The medium-term aim of the project is to use it for prediction and diagnosis of COVID-19. “When we understand the virus better and know what to look for in terms of mutation, we could potentially plan patient management,” explained Seeger. “Imagine a world where a patient comes into the hospital after experiencing symptoms at home. We could have their DNA sequenced and predict whether they are going to be a mild, moderate or bad case. This would enable us to not only plan out the patient’s treatment, but from a healthcare management perspective we could consider the overall impact on the hospital and hopefully prevent severe cases.”

This possibility is now aided by a significant reduction in the costs associated with genome sequencing. Indeed, the decade following the Human Genome Project saw revolutionary advances in DNA sequencing technologies, which have fundamentally changed the nature of genomics and the introduction of NGS methods has significantly lowered the costs associated with sequencing.

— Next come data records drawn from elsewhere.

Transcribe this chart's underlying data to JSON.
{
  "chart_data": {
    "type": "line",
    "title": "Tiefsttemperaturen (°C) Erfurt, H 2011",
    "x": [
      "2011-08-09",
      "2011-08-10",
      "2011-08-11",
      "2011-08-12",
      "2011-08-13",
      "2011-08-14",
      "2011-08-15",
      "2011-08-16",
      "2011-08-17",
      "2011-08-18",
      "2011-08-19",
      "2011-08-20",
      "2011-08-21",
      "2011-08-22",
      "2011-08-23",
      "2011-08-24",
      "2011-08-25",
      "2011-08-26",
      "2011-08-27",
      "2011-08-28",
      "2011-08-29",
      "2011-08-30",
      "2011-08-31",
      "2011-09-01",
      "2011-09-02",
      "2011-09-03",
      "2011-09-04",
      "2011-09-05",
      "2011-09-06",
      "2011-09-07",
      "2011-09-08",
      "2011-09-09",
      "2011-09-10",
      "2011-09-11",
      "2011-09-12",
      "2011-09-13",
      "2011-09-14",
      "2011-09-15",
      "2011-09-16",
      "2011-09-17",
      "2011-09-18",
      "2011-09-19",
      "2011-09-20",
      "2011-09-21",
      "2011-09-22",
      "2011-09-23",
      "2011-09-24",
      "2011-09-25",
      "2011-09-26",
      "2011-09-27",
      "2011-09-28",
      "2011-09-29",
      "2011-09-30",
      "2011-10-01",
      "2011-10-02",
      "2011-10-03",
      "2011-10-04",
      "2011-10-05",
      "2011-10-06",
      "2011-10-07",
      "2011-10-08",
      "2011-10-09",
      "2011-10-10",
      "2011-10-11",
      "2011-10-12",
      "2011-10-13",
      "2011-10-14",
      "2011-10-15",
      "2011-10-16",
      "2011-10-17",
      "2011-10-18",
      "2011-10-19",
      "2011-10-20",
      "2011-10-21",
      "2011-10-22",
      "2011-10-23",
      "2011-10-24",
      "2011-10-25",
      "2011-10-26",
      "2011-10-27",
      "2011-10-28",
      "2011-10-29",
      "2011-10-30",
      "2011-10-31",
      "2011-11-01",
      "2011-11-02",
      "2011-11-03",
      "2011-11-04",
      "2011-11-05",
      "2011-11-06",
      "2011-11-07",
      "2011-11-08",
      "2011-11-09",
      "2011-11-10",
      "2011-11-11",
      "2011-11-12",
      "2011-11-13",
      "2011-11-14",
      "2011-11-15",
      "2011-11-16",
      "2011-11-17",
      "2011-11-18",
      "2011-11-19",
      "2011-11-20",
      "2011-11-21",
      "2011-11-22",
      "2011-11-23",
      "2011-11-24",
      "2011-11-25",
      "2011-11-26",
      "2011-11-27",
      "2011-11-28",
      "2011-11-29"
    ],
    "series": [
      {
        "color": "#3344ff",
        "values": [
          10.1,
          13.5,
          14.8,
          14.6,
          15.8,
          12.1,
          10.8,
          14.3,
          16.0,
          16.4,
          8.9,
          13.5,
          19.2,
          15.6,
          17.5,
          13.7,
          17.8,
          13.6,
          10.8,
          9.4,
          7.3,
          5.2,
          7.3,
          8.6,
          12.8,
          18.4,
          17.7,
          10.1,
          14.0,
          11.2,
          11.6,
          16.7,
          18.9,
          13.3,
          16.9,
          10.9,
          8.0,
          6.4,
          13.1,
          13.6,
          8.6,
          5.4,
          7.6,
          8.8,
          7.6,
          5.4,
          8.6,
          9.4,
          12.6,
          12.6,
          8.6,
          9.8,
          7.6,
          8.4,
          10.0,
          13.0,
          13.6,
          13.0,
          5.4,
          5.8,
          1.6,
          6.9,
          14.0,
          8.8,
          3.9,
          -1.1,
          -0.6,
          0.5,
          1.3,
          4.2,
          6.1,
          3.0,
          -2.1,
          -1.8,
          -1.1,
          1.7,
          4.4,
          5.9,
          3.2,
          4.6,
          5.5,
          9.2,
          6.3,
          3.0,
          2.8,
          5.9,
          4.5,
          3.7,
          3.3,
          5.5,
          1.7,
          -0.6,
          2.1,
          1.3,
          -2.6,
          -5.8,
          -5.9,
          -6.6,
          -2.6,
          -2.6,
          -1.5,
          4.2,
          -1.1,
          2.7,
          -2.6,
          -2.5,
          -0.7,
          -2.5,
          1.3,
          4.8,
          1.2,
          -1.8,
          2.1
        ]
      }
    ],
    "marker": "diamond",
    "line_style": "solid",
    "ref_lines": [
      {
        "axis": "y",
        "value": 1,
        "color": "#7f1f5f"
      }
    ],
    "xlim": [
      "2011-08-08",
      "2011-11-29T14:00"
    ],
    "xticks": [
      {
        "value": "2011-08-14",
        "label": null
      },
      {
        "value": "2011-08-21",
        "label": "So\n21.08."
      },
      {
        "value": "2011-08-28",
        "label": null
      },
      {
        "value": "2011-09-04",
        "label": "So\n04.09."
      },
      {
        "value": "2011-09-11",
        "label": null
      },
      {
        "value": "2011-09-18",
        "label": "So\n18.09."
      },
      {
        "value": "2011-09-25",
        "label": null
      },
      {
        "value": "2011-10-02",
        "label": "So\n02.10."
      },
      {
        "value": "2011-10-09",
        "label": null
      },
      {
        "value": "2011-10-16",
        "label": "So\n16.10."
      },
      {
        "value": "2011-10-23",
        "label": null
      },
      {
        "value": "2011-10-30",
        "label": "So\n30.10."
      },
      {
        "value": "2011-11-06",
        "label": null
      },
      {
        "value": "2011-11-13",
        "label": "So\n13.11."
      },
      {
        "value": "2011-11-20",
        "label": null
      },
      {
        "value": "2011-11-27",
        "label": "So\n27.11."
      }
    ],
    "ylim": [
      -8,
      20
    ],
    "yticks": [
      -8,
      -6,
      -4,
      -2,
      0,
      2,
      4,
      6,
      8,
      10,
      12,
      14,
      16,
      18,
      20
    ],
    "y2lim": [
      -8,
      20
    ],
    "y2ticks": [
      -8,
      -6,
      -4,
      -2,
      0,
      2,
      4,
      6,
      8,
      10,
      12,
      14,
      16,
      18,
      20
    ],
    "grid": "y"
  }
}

In the long-term, Seeger explained that this project opens yet another door by becoming the world’s largest database for infectious disease research – especially when GEL is already well‑respected for having the largest cohort in rare diseases and cancer. “With the information from 35,000 COVID-19 patients and potentially more data, hopefully we will get a vaccine and treatment. However, this is not going to be the last virus that we see. In the longer term this information can help scientific research by aiding our understanding about how infectious diseases work and how they are spread. Then, as an industry, we can work out what we can do better next time and be more pre-emptive. This really underlines the critical importance of population genomics.”

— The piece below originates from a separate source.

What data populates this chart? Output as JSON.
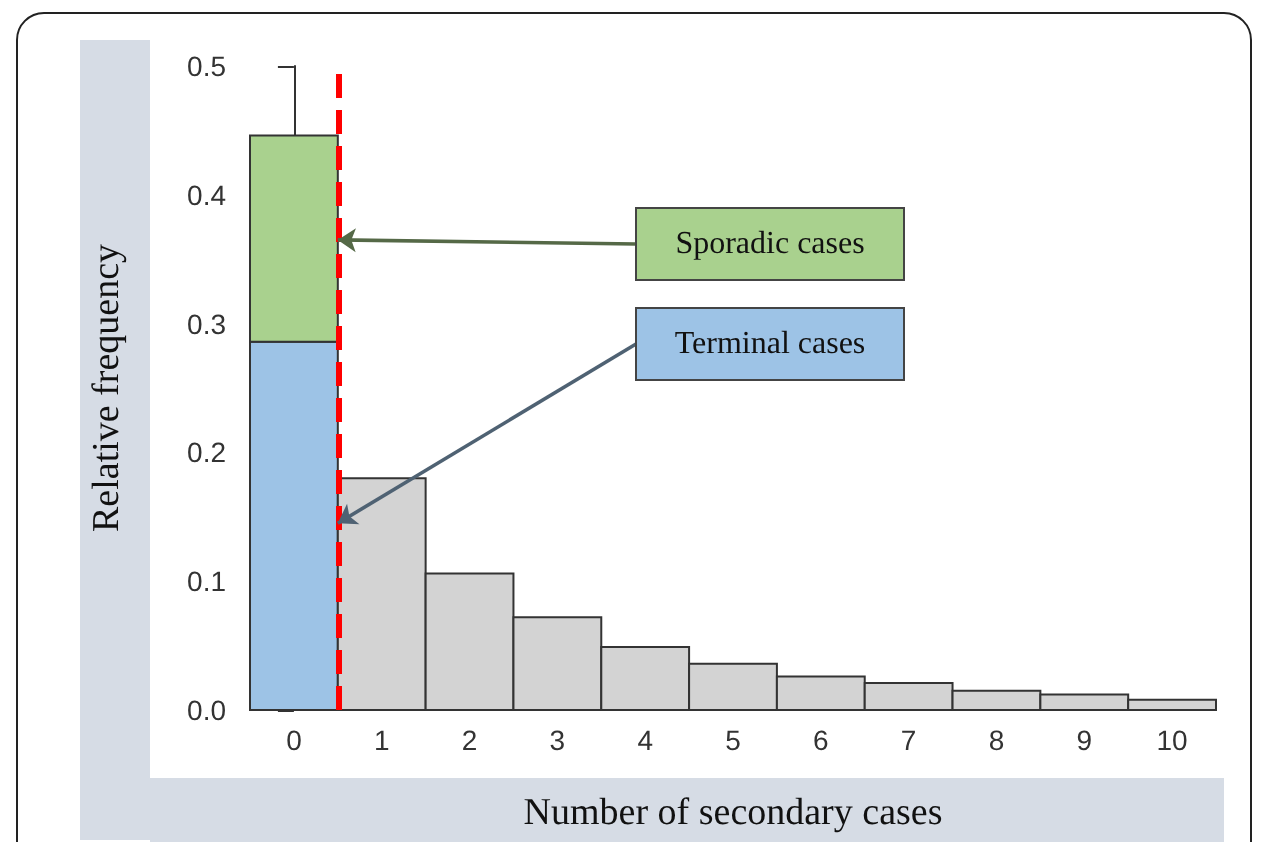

This is where GEL is laying the groundwork for the future of genomics studies by using cutting-edge technologies to bring population genomics forward. “By bringing computation and analysis to the data as opposed to shipping the data anywhere, GEL is demonstrating it is the pioneer in the space of population genomics. The flagship leader in the world of genetics is now choosing a federated technology, which means it is truly opening the doors for research initiatives in the UK and beyond.”Finally, Seeger emphasised that projects like this require significant amounts of investment. “What became very clear in this whole process is that the world needs much more investment into this space. It is incredible that everyone is working together now, but there needs to be more focus on that; we need collaboration to make sense of the data. We need to bring the best minds in the world together and this requires better digital tools and technologies.”